Thurman was sleeping when Jack roused him. When he learned that Jack was to make one of the boat parties and that he (Thurman) was to remain on duty, the second wireless man's temper flared up.
"That's a fine thing, I must say," he growled. "You're to go on a junket while I do your work. I won't stand for it."
"Pshaw, Thurman," said Jack pacifically. "I'll do the same for you at any time you say. Besides, I heard you say once you wouldn't like to go in the small boats."
"Think I'm afraid, eh?"
"I said no such thing," retorted Jack, "I – "
"I don't care, you thought it. I'll complain to Captain Turner."
"I would not advise you to."
"Keep your advice to yourself. I've got pull enough to have you fired."

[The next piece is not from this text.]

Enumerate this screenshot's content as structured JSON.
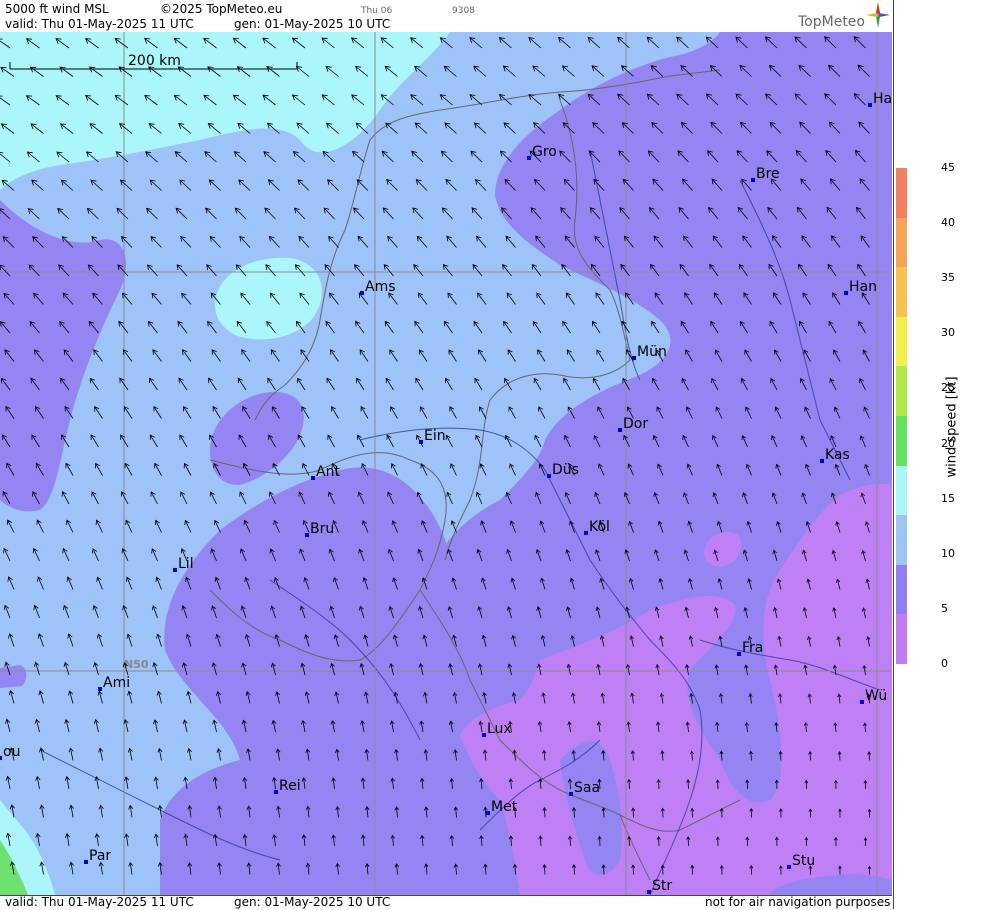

"This line treats its employees too fairly for any such claim as a 'pull' to be advanced."
"You think so, eh? Well, I'll show you. You've been acting like a swelled head all the way over, Ready," said Thurman, forgetting all bounds in his anger. "I'll find a way to fix you – "
"Say, you talk like an angry kid who's been put out of a ball game," said Jack. "I hope you get over it by the time you come on duty."
An angry snarl was Thurman's only rejoinder as Jack left the wireless operator's sleeping quarters. But the next instant all thought of Thurman was put out of his mind. The lookout had reported from the crow's-nest. On the far horizon a mighty cloud of dark smoke was rising and spreading.
Before many moments had passed it was known that fire – that greatest of sea perils – had been added to the sinking Oriana's troubles.
As the news spread through the ship the passengers thronged to the rails. Suppressed excitement ran wild among them. Even Jack found himself unable to stay still as he thought of the lives in peril under that far-off smoke pall. All communication with the stricken ship had ceased, and Jack knew that things must have reached a crisis for her crew.
Then came an order to cast loose four boats, two on the port and two on the starboard side. Officers and men obeyed with a will. By the time they were ready to be dropped overside, the outlines of the burning steamer were plainly visible. She looked very low in the water. From her midships section smoke, in immense black clouds, was pouring.
But to Jack's surprise no boats surrounded her, as he had expected would be the case. Instead, on her stern, an old-fashioned, high-raised one, he could make out, through his glasses, a huddled mass of human figures. Suddenly one figure detached itself from the rest and Jack saw a pistol raised and aimed at the lower deck. Spurts of smoke from the weapon followed. Thrilled, Jack was about to report what he had seen to the bridge when the third officer, a young man named Billings, came up to him.
"You're in my boat," he said. "Cut along."